La pasta al sugo, il piatto che ha reso famosa la cucina italiana nel mondo, nelle sue tante varianti regionali, pur restando al primo posto nelle preferenze degli italiani, deve far i conti con i nuovi stili alimentari e la contaminazione culturale. Ma anche con il tempo necessario a prepararlo. E così che perdono terreno le conserve di pomodoro utilizzate prevalentemente per preparare il ragù o la bolognese, lasagne e gnocchi o semplicemente preparare il sugo per condire spaghetti e maccheroni. E forse anche perché negli ultimi anni c’è stata la riscoperta dell’uso del pomodoro fresco in cucina e più di recente la tendenza ad utilizzare i sughi pronti.

Nell’ultimo anno, che per le statistiche è il periodo luglio 2015 - giugno 2016, gli acquisti di conserve di pomodoro in Italia sono diminuiti del 3,3% rispetto all'analogo periodo dell'anno precedente. Nello stesso periodo la spesa si è contratta del 2,7%, a fronte di un lieve aumento del prezzo medio di questi prodotti (+0,5%).
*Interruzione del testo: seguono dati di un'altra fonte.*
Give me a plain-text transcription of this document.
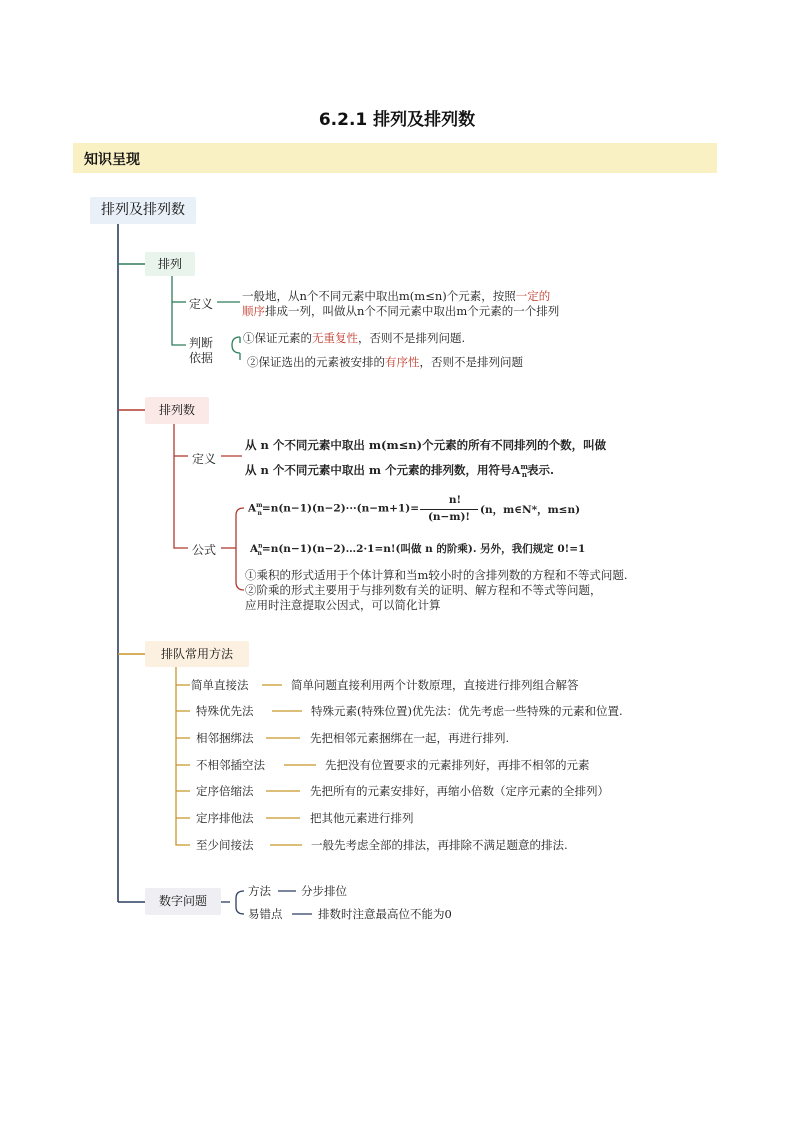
6.2.1 排列及排列数
知识呈现
排列及排列数
排列
定义
一般地，从n个不同元素中取出m(m≤n)个元素，按照一定的
顺序排成一列，叫做从n个不同元素中取出m个元素的一个排列
判断
依据
①保证元素的无重复性，否则不是排列问题.
②保证选出的元素被安排的有序性，否则不是排列问题
排列数
定义
从 n 个不同元素中取出 m(m≤n)个元素的所有不同排列的个数，叫做
从 n 个不同元素中取出 m 个元素的排列数，用符号$A^m_n$表示.
$A^m_n=n(n-1)(n-2)\cdot\cdot\cdot(n-m+1)=$
n!
(n−m)!
(n，m∈N*，m≤n)
公式	$A^n_n=n(n-1)(n-2)\dots 2\cdot 1=n$!(叫做 n 的阶乘). 另外，我们规定 0!=1
①乘积的形式适用于个体计算和当m较小时的含排列数的方程和不等式问题.
②阶乘的形式主要用于与排列数有关的证明、解方程和不等式等问题，
应用时注意提取公因式，可以简化计算
排队常用方法
简单直接法	简单问题直接利用两个计数原理，直接进行排列组合解答
特殊优先法	特殊元素(特殊位置)优先法：优先考虑一些特殊的元素和位置.
相邻捆绑法	先把相邻元素捆绑在一起，再进行排列.
不相邻插空法	先把没有位置要求的元素排列好，再排不相邻的元素
定序倍缩法	先把所有的元素安排好，再缩小倍数（定序元素的全排列）
定序排他法	把其他元素进行排列
至少间接法	一般先考虑全部的排法，再排除不满足题意的排法.
数字问题
方法	分步排位
易错点	排数时注意最高位不能为0
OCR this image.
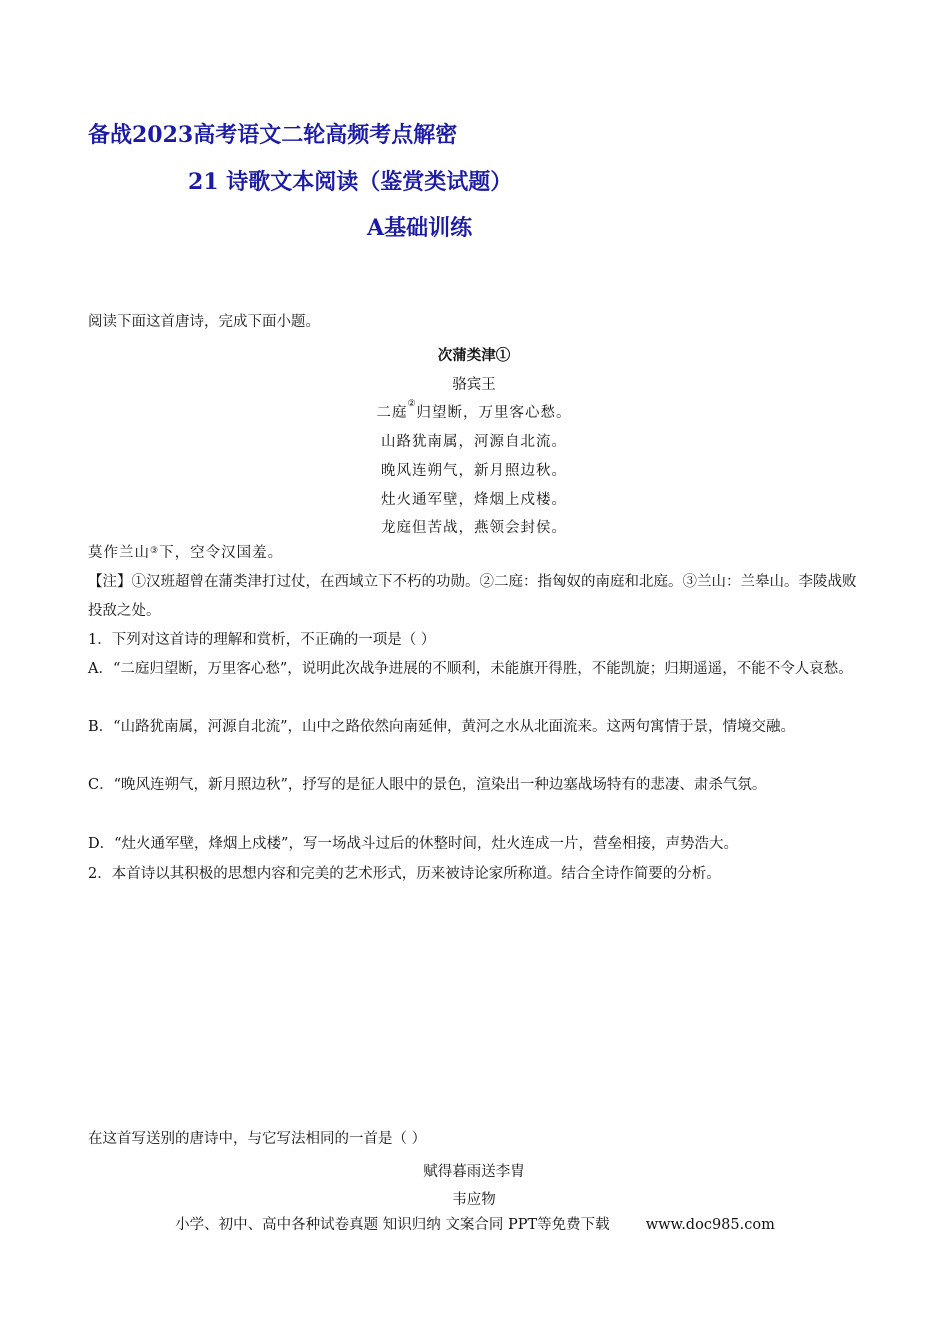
备战2023高考语文二轮高频考点解密
21 诗歌文本阅读（鉴赏类试题）
A基础训练
阅读下面这首唐诗，完成下面小题。
次蒲类津①
骆宾王
二庭②归望断，万里客心愁。
山路犹南属，河源自北流。
晚风连朔气，新月照边秋。
灶火通军壁，烽烟上戍楼。
龙庭但苦战，燕领会封侯。
莫作兰山③下，空令汉国羞。
【注】①汉班超曾在蒲类津打过仗，在西域立下不朽的功勋。②二庭：指匈奴的南庭和北庭。③兰山：兰皋山。李陵战败投敌之处。
1．下列对这首诗的理解和赏析，不正确的一项是（ ）
A．“二庭归望断，万里客心愁”，说明此次战争进展的不顺利，未能旗开得胜，不能凯旋；归期遥遥，不能不令人哀愁。
B．“山路犹南属，河源自北流”，山中之路依然向南延伸，黄河之水从北面流来。这两句寓情于景，情境交融。
C．“晚风连朔气，新月照边秋”，抒写的是征人眼中的景色，渲染出一种边塞战场特有的悲凄、肃杀气氛。
D．“灶火通军壁，烽烟上戍楼”，写一场战斗过后的休整时间，灶火连成一片，营垒相接，声势浩大。
2．本首诗以其积极的思想内容和完美的艺术形式，历来被诗论家所称道。结合全诗作简要的分析。
在这首写送别的唐诗中，与它写法相同的一首是（ ）
赋得暮雨送李胄
韦应物
小学、初中、高中各种试卷真题 知识归纳 文案合同 PPT等免费下载 www.doc985.com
E’ quanto emerge da un'analisi di Ismea su dati Market Track Nielsen che ha preso in considerazione le vendite di prodotto confezionato (le conserve) presso la Distribuzione Moderna (Iper, Super e Libero servizio), Discount e Grocery (i negozi di alimentari e le gastronomie).
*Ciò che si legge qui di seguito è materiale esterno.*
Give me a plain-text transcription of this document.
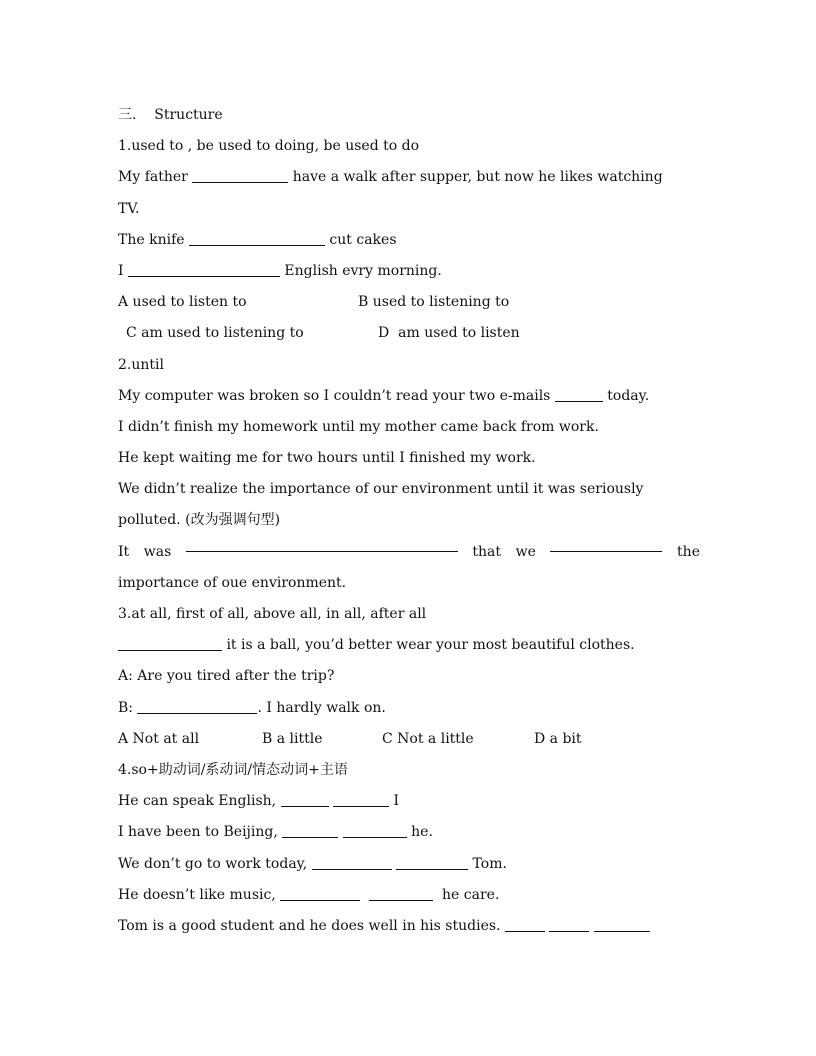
三. Structure
1.used to , be used to doing, be used to do
My father	have a walk after supper, but now he likes watching
TV.
The knife	cut cakes
I	English evry morning.
A used to listen to	B used to listening to
C am used to listening to	D  am used to listen
2.until
My computer was broken so I couldn’t read your two e-mails	today.
I didn’t finish my homework until my mother came back from work.
He kept waiting me for two hours until I finished my work.
We didn’t realize the importance of our environment until it was seriously
polluted. (改为强调句型)
It was	that we	the
importance of oue environment.
3.at all, first of all, above all, in all, after all
it is a ball, you’d better wear your most beautiful clothes.
A: Are you tired after the trip?
B:	. I hardly walk on.
A Not at all	B a little	C Not a little	D a bit
4.so+助动词/系动词/情态动词+主语
He can speak English,	I
I have been to Beijing,	he.
We don’t go to work today,	Tom.
He doesn’t like music,	he care.
Tom is a good student and he does well in his studies.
Secondo il Report i prodotti che sono andati più male sono lattine e barattoli di Polpa di pomodoro (-5,8%) e i Pomodori pelati (-7,8%). Mentre le passate di pomodoro - che sono la tipologia di prodotto più venduta - hanno registrato una flessione minore (-1,9%).
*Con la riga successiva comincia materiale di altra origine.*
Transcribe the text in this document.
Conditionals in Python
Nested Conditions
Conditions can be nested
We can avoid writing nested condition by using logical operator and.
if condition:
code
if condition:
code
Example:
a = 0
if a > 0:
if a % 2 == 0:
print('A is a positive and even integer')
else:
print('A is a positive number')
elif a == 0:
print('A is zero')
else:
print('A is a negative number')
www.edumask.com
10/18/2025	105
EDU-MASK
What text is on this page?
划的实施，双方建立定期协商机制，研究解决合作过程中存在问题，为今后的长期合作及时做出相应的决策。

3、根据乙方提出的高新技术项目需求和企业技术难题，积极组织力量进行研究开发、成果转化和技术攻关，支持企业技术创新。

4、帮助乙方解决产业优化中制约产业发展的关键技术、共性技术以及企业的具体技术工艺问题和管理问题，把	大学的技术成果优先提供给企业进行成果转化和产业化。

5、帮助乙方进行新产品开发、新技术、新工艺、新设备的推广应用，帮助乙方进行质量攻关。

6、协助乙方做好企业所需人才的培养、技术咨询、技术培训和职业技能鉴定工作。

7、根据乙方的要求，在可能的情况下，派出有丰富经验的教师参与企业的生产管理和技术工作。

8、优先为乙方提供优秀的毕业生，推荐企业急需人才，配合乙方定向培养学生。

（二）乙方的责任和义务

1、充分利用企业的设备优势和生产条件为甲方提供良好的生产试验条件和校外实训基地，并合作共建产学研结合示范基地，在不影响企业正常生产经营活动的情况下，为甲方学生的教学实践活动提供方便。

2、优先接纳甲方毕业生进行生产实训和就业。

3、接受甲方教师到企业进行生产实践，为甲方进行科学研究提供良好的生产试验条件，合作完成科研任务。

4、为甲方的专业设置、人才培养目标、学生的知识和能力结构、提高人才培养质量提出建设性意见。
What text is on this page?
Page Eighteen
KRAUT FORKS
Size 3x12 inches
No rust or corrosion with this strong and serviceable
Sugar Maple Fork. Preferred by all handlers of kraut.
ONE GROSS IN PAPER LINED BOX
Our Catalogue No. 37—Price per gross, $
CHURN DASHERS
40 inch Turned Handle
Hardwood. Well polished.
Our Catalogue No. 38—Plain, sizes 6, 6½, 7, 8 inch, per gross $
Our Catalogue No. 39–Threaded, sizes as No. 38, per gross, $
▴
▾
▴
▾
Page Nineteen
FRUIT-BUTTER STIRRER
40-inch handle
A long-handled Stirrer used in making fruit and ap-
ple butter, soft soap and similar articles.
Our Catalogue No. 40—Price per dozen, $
Nel caso dei pomodori pelati, ormai un vero lusso rispetto al passato quando erano immancabili nella dispensa, la flessione degli acquisti è accentuata dalla contrazione della spesa complessiva (-12,3%).
Se da un lato si vendono sempre meno passate, polpe, pelati e pomodorini, dall’altro gli italiani sono sempre più propensi ad acquistare sughi pronti le cui vendite sono aumentate (+5,3%) nonostante un lieve aumento dei prezzi medi (+0,6%) tanto che tra le conserve di pomodoro, i sughi pronti si sono consolidati come il secondo segmento in termini di spesa con una quota del 26%, piazzandosi alle spalle delle passate di pomodoro la cui quota di mercato è del 35%.